Architecture and the Environment Landscape Architecture
Climate Change Landscape and the Environment Communication of Health/Environmental Risks     Plant Ecology Conservation/Sustainable Development Protecting Endangered Species Design of Sustainable Buildings Rivers and Floodplains Energy and Environmental Policy Severe Weather Forecasting Environmental History of Latin America Social Equity in Sustainable Communities Geographies of Media and Communication Sustainable Technologies History of Cartography Urban and Environmental Planning Human-Environment Interaction Water Resources and Conservation


Architecture and the Environment

Fritz Steiner, Dean
School of Architecture
512-471-1922
fsteiner@austin.utexas.edu

Steiner is a National Endowment for the Arts Rome Prize Fellow in Historic Preservation and Conservation at the American Academy in Rome. He is a Fellow of the American Society of Landscape Architects and an Academic Fellow of the Urban Land Institute. Steiner has worked with local, state and federal agencies on diverse environmental plans and designs. He teaches courses in the areas of environmental impact assessment, landscape analysis and landscape architecture theory. Steiner has written numerous books, articles and papers, including “Human Ecology: Following Nature’s Lead.”

Climate Change

Eric Barron, Dean
Jackson School of Geosciences
512-471-6048
ebarron@jsg.utexas.edu

Barron is dean of the Jackson School of Geosciences, where he holds the Jackson Chair in Earth System Science. Barron’s research interests are in the areas of climate change, numerical modeling and Earth history. He has been a reviewer of Intergovernmental Panel on Climate Change assessment reports. He is a fellow of the American Geophysical Union, the American Meteorological Society, the National Institute for Environmental Science and the American Association for the Advancement of Science.

Jay Banner
Director, Environmental Science Institute
Jackson School of Geosciences
512-471-5016
banner@mail.utexas.edu

Banner is a professor and the Chevron Centennial Fellow in Geology in the Department of Geological Sciences, as well as director of the Environmental Science Institute. He studies the chemical evolution of groundwater and ancient oceans, and the control of changing climate on these processes. Modern aquifers, ancient limestones and cave deposits, including those of Central Texas, provide excellent records of these processes. He teaches the popular Sustaining a Planet course.

Don Blankenship
Research Scientist, Institute for Geophysics
Jackson School of Geosciences
512-471-0489
blank@ig.utexas.edu

Blankenship uses remote sensing to study Antarctica’s ice sheets, with a particular interest in how they are changing in response to climate change and how they might affect global sea level. He is also interested in applying remote sensing techniques to the exploration of Jupiter’s ice-covered moon Europa. In 1994, the U.S. Board of Geographic Names designated Antarctica’s Blankenship Glacier in his honor.

Ginny Catania
Research Associate, Institute for Geophysics
Jackson School of Geosciences
512-471-0403
gcatania@utig.ig.utexas.edu

Catania, a research associate at the Institute for Geophysics, is an expert on ice processes that contribute to sea level rise, particularly in the Greenland ice sheet and Antarctica’s ice sheets. She designed the “Wired Antarctica” Web page, an interactive site for teachers and students interested in learning more about Antarctic science.

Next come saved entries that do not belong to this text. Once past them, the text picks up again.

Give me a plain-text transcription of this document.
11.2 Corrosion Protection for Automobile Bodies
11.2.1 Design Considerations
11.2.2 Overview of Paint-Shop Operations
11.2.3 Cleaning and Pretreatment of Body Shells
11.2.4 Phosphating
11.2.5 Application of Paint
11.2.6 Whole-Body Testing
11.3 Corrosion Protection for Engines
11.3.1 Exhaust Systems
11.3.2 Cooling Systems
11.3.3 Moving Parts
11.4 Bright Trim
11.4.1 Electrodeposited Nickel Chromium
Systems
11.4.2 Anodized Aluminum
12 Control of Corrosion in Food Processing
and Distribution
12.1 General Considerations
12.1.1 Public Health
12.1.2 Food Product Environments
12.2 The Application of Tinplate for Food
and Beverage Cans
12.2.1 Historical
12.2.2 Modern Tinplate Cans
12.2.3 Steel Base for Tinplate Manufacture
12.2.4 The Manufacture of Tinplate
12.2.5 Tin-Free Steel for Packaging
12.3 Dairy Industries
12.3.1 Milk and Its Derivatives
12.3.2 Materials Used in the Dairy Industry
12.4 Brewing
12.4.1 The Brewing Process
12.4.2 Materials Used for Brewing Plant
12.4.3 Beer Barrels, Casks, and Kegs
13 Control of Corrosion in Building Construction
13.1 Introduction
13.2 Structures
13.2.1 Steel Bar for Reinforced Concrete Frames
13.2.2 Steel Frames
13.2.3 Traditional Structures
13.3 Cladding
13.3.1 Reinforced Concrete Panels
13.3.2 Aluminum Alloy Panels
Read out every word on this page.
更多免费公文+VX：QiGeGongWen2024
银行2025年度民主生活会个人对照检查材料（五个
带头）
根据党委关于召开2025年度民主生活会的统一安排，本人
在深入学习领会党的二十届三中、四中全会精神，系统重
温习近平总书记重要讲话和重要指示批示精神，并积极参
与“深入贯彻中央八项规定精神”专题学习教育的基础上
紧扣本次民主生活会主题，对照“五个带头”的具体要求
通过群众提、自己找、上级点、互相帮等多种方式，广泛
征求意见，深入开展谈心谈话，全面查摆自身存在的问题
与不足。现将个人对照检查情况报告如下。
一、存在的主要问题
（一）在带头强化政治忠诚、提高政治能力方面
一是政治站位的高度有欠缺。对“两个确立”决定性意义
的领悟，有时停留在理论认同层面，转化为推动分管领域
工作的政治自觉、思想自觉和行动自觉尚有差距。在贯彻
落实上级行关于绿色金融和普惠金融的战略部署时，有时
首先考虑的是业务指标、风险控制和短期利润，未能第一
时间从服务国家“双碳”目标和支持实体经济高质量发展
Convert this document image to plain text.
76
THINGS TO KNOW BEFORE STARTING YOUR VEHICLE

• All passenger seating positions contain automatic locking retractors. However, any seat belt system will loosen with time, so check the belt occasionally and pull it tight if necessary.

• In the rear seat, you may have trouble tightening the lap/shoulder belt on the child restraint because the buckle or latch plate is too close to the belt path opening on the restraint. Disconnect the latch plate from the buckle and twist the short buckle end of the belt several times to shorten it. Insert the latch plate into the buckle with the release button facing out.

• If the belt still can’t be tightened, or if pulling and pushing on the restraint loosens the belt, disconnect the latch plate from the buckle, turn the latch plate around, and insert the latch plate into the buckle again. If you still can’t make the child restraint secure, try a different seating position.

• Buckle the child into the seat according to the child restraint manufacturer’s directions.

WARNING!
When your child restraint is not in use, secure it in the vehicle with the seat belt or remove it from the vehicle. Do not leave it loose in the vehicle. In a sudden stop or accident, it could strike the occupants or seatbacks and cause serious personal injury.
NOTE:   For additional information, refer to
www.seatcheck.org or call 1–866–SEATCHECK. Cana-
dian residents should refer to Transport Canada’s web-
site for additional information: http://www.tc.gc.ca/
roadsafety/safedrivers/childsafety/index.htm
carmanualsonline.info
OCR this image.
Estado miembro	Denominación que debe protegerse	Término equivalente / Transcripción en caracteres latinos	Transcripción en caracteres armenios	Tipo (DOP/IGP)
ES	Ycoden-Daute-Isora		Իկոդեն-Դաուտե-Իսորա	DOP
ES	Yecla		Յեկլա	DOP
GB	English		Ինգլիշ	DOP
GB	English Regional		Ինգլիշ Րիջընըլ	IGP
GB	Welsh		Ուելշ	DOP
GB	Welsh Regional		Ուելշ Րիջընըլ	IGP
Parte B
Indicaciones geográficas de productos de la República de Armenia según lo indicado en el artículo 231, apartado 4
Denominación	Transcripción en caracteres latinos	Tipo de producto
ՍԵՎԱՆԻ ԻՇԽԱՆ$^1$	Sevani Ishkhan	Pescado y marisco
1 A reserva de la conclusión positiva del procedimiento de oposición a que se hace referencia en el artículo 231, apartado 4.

Seth Redfield, Hubble Post-doctoral Fellow
Department of Astronomy
College of Natural Sciences
512-471-1499
sredfield@astro.as.utexas.edu

Redfield is a Hubble Space Telescope Post-doctoral Fellow. He researches the movement (past, present, and future) Earth and the solar system make as they orbit the center of our Milky Way galaxy. The passage of the solar system through enormous gas clouds that lie between the stars in our galaxy could cause long-term changes in Earth’s climate. Other such astronomical influences on Earth’s climate have been made. For instance, the Little Ice Age, which occurred in middle of the last millennium and was well documented in Europe and North America, is associated with a period of reduced solar activity, known as the Maunder Minimum.

Communication of Health/Environmental Risk

LeeAnn Kahlor, Assistant Professor
Public Relations, Department of Advertising
College of Communication
512-471-8498
kahlor@mail.utexas.edu

Kahlor’s research focuses on risk communication, specifically information seeking and processing related to health and environmental risks. Her research indicates that seeking information about a risk is, in part, a social behavior that is influenced by our perceptions that others expect us to be informed. Kahlor’s most recent work has focused on information seeking and public knowledge related to global warming. She teaches an interdisciplinary graduate course on communicating science.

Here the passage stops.